Experts press IAEA to release Iran deal specifics on Parchin inspections

Special to WorldTribune.com

Nuclear security experts are calling on the International Atomic Energy Agency (IAEA) to release details contained in the Iran nuclear agreement on how Iran’s Parchin nuclear facility will be inspected.

The experts said failure to disclose the details was damaging the credibility of the IAEA, the UN’s nuclear watchdog. The view of the experts has been rejected by the IAEA and the United States government.

Iran's Parchin nuclear facility.
Iran’s Parchin nuclear facility.

Critics of the U.S. administration say President Barack Obama has given Iran too much leeway to conduct its own inspections at Parchin, including taking samples.

The inspections are needed to resolve questions about whether Iran did research in the past at Parchin related to building a nuclear weapon.

“(Details) should be released because it’s undermining the IAEA’s credibility.
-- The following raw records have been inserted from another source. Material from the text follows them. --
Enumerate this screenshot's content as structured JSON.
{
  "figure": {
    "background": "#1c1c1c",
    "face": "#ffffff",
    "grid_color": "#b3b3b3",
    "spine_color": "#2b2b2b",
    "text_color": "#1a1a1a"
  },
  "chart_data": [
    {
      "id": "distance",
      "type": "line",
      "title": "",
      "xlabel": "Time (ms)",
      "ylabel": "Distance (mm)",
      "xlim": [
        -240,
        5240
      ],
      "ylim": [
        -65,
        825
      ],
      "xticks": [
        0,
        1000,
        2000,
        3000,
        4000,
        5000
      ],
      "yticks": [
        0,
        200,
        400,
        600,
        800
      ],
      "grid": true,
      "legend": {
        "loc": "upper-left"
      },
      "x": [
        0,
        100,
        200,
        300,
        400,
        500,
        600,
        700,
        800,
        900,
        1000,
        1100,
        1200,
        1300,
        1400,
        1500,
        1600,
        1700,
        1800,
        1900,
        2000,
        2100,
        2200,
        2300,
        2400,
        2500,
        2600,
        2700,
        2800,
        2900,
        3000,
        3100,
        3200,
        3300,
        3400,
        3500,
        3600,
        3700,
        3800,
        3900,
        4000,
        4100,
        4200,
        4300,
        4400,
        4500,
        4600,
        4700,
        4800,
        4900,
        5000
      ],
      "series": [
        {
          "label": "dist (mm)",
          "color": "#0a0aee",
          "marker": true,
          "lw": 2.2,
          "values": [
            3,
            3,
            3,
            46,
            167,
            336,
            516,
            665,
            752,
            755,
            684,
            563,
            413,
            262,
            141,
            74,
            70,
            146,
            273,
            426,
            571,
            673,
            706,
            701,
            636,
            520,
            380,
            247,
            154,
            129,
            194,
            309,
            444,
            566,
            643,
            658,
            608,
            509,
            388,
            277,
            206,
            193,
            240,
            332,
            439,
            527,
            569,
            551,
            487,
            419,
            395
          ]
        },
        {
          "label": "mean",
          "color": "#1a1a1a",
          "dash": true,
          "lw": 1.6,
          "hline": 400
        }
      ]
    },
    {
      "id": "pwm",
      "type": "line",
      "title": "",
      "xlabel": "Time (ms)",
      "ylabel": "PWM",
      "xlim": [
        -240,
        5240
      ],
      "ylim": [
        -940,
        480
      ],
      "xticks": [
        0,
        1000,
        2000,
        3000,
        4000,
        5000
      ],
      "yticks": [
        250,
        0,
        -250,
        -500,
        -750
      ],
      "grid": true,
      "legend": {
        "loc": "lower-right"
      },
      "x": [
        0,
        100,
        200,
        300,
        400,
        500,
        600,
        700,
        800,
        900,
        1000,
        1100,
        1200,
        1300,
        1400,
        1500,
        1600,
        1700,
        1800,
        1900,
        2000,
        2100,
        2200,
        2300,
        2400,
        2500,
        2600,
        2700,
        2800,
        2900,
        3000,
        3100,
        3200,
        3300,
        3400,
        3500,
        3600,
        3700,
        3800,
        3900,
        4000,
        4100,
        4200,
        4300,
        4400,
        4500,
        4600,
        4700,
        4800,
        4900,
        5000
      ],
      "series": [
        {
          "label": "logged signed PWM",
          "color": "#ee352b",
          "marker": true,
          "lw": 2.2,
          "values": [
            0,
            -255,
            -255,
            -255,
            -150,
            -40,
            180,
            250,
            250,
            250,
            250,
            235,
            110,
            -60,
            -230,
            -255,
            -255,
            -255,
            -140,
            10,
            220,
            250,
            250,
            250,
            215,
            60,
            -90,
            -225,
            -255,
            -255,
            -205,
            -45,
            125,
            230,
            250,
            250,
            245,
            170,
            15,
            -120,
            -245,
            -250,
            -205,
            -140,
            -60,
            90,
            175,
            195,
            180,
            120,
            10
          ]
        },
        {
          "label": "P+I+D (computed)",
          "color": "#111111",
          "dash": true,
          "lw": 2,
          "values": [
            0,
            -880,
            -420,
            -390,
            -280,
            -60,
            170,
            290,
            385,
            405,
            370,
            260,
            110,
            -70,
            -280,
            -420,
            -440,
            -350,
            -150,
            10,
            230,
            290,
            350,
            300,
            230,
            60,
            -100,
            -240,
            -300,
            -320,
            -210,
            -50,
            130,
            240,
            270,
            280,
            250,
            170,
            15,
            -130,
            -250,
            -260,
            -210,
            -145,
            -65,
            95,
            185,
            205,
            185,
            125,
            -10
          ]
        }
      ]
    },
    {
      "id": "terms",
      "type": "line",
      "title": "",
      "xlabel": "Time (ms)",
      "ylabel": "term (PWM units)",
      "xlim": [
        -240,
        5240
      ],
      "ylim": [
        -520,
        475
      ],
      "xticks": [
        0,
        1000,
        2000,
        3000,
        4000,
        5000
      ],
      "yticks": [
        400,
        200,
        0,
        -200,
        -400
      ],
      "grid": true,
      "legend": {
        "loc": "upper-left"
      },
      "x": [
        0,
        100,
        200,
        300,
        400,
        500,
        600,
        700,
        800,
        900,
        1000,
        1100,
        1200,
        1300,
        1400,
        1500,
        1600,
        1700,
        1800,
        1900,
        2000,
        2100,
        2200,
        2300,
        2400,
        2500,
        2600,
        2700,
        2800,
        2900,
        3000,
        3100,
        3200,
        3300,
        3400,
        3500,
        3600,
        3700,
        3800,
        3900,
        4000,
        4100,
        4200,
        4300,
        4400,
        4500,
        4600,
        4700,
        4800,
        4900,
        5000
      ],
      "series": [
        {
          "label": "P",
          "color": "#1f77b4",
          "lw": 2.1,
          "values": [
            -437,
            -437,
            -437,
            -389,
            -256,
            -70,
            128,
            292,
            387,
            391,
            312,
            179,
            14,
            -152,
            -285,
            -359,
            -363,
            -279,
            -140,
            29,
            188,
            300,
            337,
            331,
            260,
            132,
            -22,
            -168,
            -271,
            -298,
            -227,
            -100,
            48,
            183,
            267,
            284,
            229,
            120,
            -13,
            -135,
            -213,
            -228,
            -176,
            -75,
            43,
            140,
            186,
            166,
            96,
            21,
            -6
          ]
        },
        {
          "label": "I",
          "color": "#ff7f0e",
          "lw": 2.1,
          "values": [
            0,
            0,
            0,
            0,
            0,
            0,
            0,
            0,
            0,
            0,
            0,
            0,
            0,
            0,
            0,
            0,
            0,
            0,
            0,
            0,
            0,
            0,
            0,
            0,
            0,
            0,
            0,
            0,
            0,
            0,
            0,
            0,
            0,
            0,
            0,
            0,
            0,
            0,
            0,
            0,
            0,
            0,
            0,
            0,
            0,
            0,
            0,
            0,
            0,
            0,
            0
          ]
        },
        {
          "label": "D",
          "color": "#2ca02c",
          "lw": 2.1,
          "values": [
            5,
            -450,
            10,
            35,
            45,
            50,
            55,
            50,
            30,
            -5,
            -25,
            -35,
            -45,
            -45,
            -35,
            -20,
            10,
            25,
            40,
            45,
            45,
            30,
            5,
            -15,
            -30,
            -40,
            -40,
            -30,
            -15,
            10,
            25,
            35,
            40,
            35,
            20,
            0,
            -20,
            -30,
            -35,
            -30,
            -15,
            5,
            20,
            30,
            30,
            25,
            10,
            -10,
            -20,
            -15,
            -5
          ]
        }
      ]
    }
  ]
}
Whatever the outcome of the sampling, the secrecy makes it harder to determine whether it’s a credible sampling approach,” said David Albright, head of the Institute for Science and International Security in Washington.

Former IAEA deputy director-general Olli Heinonen, now at Harvard University, said the secrecy could not be justified.

“This is a very unusual IAEA verification approach, which has no reason to be confidential unless a very special reason — proprietary, economic or security — calls for it,” he said.

The IAEA contends that it is legally obligated to keep details of the arrangement confidential, but insists the deal is technically sound and will ensure the samples are not compromised.

Non-proliferation expert Jeffrey Lewis of the Monterey Institute of International Studies and founder of the ArmsControlWonk.com blog, agreed. Releasing the details under pressure would undermine countries’ trust in the agency, he said.

“This would severely compromise the ability of the IAEA to carry out its mission around the world,” he said.

A report last month by the Associated Press said that Iran would be able to use its own inspectors to collect samples at Parchin without the IAEA present. Iranian officials have also said that international experts would not be allowed in.

Diplomats familiar with the deal told Reuters that UN inspectors would be present at Parchin to oversee the inspections. The diplomats, who have knowledge of the deal, said that while the IAEA inspectors will not be next to the Iranian technicians when they take samples, they will be at Parchin overseeing the process and cameras will record the process.

Iran cannot receive sanctions relief promised under the nuclear deal until the IAEA is satisfied it has answered outstanding questions about the so-called “possible military dimensions” of past Iranian nuclear research. IAEA inspectors have not visited the Parchin site in a decade.